1. Run the script directly without mpirun
OMP_NUM_THREADS=1 python3 test_fsdp2_mpi.py --backend mpi
This produced the same IndexError: map::at
as when using mpirun.
2. Launch the script under gdb
OMP_NUM_THREADS=1 gdb --args python3 test_fsdp2_mpi.py --backend mpi
Gdb launched correctly, however, the IndexError thrown from the C++ was not caught immediately. It likely did not propagate back to the Python main thread in a way that gdb could catch by default, and it may have been masked or wrapped by the Python runtime or pybind11 interface.
3. Set a catchpoint for all C++ exceptions
(gdb) catch throw
Catchpoint 1 (throw)
This instructs gdb to break whenever any C++ exception is thrown, regardless of whether it is propagated to Python.
As a result, the catchpoint triggered when the exception was thrown:
Thread 4 "python3" hit Catchpoint 1 (exception thrown), 0x00007f308cd914a1 in __cxa_throw()

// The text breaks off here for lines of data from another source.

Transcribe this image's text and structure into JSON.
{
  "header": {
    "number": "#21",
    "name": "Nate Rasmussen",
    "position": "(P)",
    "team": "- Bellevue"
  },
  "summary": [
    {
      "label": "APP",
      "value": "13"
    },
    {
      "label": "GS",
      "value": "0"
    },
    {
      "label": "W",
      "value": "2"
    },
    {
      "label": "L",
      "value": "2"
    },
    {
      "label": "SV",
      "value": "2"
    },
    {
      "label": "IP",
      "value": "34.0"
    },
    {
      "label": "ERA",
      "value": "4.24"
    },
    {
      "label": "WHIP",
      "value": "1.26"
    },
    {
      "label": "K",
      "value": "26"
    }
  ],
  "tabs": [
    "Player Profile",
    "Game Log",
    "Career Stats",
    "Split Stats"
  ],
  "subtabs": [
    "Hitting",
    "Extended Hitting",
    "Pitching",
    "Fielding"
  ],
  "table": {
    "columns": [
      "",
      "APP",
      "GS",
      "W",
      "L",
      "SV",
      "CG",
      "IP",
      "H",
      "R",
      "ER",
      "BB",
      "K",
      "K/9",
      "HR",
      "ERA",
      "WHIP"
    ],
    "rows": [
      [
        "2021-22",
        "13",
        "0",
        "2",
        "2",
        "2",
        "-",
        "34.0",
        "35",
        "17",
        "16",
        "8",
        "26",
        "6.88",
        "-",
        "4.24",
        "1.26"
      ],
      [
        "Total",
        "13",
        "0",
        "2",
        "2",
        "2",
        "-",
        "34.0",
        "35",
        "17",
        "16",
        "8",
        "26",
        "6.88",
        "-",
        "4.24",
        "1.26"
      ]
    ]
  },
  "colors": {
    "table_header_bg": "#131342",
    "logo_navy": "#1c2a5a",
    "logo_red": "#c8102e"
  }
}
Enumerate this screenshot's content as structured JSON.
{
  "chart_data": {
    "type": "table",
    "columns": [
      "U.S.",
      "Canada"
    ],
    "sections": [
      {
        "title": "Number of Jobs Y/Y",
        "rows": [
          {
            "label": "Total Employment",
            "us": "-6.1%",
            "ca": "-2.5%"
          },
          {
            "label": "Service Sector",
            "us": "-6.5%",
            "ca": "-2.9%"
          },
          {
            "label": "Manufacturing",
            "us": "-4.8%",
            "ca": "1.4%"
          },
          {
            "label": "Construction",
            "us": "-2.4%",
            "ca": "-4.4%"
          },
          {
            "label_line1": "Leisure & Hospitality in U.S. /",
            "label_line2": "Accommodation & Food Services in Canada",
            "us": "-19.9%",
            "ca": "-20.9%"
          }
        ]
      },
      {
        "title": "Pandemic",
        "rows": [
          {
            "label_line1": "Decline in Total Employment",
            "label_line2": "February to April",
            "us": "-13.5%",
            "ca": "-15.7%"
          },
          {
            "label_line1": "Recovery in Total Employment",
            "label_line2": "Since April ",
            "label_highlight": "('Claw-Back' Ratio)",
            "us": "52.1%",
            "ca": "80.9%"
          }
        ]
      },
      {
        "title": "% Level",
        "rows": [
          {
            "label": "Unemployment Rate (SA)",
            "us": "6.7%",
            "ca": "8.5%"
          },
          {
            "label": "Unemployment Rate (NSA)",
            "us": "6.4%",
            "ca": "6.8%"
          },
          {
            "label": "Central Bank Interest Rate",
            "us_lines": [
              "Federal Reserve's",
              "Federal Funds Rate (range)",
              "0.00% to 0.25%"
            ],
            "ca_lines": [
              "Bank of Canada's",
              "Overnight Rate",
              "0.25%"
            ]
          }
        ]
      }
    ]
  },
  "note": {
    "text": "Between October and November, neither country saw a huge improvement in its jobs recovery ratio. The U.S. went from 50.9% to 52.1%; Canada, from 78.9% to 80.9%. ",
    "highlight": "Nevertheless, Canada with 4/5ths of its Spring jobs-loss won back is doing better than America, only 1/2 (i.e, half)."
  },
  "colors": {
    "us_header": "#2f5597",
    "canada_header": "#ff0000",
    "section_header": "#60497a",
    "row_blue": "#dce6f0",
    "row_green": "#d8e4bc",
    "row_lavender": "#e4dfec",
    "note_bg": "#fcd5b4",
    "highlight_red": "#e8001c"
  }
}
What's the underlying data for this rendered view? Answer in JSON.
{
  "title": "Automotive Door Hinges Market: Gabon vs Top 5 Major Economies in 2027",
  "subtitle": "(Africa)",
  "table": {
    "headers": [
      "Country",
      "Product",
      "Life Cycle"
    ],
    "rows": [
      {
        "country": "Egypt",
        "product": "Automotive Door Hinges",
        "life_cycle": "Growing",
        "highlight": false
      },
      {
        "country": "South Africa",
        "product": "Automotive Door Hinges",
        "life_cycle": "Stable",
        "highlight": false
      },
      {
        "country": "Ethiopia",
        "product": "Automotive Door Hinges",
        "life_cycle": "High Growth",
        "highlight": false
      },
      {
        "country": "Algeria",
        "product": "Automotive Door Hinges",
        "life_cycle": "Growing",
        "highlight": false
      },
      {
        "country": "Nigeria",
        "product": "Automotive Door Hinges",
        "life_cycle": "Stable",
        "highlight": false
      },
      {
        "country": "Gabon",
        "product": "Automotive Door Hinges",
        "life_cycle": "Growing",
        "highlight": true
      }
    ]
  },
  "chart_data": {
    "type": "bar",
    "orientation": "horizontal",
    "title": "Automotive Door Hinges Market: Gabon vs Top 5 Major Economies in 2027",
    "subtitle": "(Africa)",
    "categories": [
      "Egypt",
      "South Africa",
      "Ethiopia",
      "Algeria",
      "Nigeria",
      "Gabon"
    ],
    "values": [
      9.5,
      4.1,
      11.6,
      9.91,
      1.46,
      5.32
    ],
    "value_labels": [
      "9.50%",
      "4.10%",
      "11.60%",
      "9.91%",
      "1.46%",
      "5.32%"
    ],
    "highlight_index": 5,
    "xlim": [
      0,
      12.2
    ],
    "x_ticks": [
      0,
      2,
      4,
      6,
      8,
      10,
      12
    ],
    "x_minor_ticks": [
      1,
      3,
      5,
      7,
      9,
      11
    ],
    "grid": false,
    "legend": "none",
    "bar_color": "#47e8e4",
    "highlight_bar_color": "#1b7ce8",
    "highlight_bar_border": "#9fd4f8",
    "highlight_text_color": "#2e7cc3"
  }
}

from /lib/x86_64-linux-gnu/libstdc++.so.6
Then, running bt (backtrace) gave the following:
(gdb) bt
#0 __cxa_throw
#1 std::__throw_out_of_range
#2 std::map::at (c10d::ReduceOp::AVG)
#3 c10d::ProcessGroupMPI::_reduce_scatter_base(...)
#4 c10d::ProcessGroupMPI::runLoop()
...
Note: I also tried using import faulthandler; faulthandler.disable()
and import signal; signal.signal(signal.SIGSEGV, signal.SIG_DFL)
, but it had no effect on catching the exception.